Memorial Day is a time to remember that not all parents can age well. Some give the ultimate sacrifice in times of war, leaving widows and children; others receive injuries that change their lives forever.
Memorial Day, commemorating those who died in military service, was originally called Decoration Day. Its early observance–on May 30th as a time to decorate the graves of war dead with flowers–came in 1868, 3 years after the Civil War.
It was expanded to honor those who died in all American wars at the end of WWI. And in 1971 Congress declared Memorial Day a national holiday, taking it from a 1-day holiday observance (unless it fell on a Friday or Monday making for a 3-day weekend) to a Monday observance that created the 3-day holiday weekend we observe today. (For a full history click: http://www.military.com/memorial-day/)

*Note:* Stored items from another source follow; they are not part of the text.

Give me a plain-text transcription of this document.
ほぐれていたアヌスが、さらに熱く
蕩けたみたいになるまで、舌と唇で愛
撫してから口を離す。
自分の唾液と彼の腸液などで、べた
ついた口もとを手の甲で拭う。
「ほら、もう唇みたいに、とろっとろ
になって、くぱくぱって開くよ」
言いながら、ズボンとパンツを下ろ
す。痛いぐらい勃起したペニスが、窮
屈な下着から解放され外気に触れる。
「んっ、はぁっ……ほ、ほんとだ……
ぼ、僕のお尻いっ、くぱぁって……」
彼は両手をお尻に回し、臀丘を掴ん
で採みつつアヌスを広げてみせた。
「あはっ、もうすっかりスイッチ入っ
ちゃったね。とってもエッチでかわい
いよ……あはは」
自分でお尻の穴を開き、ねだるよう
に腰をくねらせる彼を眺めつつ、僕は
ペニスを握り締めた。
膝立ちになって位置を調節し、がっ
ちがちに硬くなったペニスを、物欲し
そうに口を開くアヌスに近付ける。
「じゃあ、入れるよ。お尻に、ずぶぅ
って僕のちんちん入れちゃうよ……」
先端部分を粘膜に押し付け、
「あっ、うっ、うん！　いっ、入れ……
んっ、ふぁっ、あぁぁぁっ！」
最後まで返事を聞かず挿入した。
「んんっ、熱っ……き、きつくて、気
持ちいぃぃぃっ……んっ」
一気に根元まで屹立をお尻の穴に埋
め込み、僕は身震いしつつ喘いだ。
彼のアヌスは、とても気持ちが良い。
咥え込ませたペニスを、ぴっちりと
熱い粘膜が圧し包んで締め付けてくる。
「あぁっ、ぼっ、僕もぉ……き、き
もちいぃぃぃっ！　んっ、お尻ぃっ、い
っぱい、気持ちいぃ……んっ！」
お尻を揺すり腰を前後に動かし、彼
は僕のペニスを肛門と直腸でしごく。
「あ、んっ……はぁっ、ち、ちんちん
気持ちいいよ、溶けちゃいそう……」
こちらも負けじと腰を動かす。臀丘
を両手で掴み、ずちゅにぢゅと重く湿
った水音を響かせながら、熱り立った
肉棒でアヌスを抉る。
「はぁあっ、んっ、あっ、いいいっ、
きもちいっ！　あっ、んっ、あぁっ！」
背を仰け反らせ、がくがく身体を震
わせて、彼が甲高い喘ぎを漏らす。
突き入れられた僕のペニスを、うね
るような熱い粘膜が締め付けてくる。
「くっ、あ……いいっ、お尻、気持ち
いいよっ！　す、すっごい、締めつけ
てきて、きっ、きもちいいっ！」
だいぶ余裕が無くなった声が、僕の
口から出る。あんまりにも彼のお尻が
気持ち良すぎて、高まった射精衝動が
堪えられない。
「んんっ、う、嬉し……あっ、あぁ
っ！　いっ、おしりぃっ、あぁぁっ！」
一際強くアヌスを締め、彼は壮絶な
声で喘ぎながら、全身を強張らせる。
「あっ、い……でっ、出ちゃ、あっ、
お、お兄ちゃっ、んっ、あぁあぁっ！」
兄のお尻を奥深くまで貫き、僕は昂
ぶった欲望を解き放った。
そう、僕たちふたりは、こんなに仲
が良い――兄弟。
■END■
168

From the LLMilitaryWife’s YouTube video http://www.youtube.com/watch?v=N5KnRaoXTig&feature=youtu.be of this year’s Memorial Day ceremonies at Flanders Field,
…to the National Memorial Cemetery of the Pacific at Punchbowl in Honolulu: http://www.mypearlcity.com/story/community/message-editor-memorial-day-2011
…to the reflections of a columnist for the Burlington (Vt.) Free Press, http://www.burlingtonfreepress.com/apps/pbcs.dll/article?AID=2011105290314
…and the personal experiences of a San Diego (CA) writer, http://www.sandiego.com/sports/memorial-day-2011-flags-friends-and-family
we sample this weekend’s thoughts and tributes. Help Parents Age Well honors those who gave the ultimate sacrifice.
This Post replaces Tuesday’s regular post.
I really appreciated your post. Many of our parents served in the military during WWII or Korea. I so value their service as I do the military of today. On Memorial day I like to reflect on those that have served and died in action for us.
Thanks, Annie. So many put their life on the line.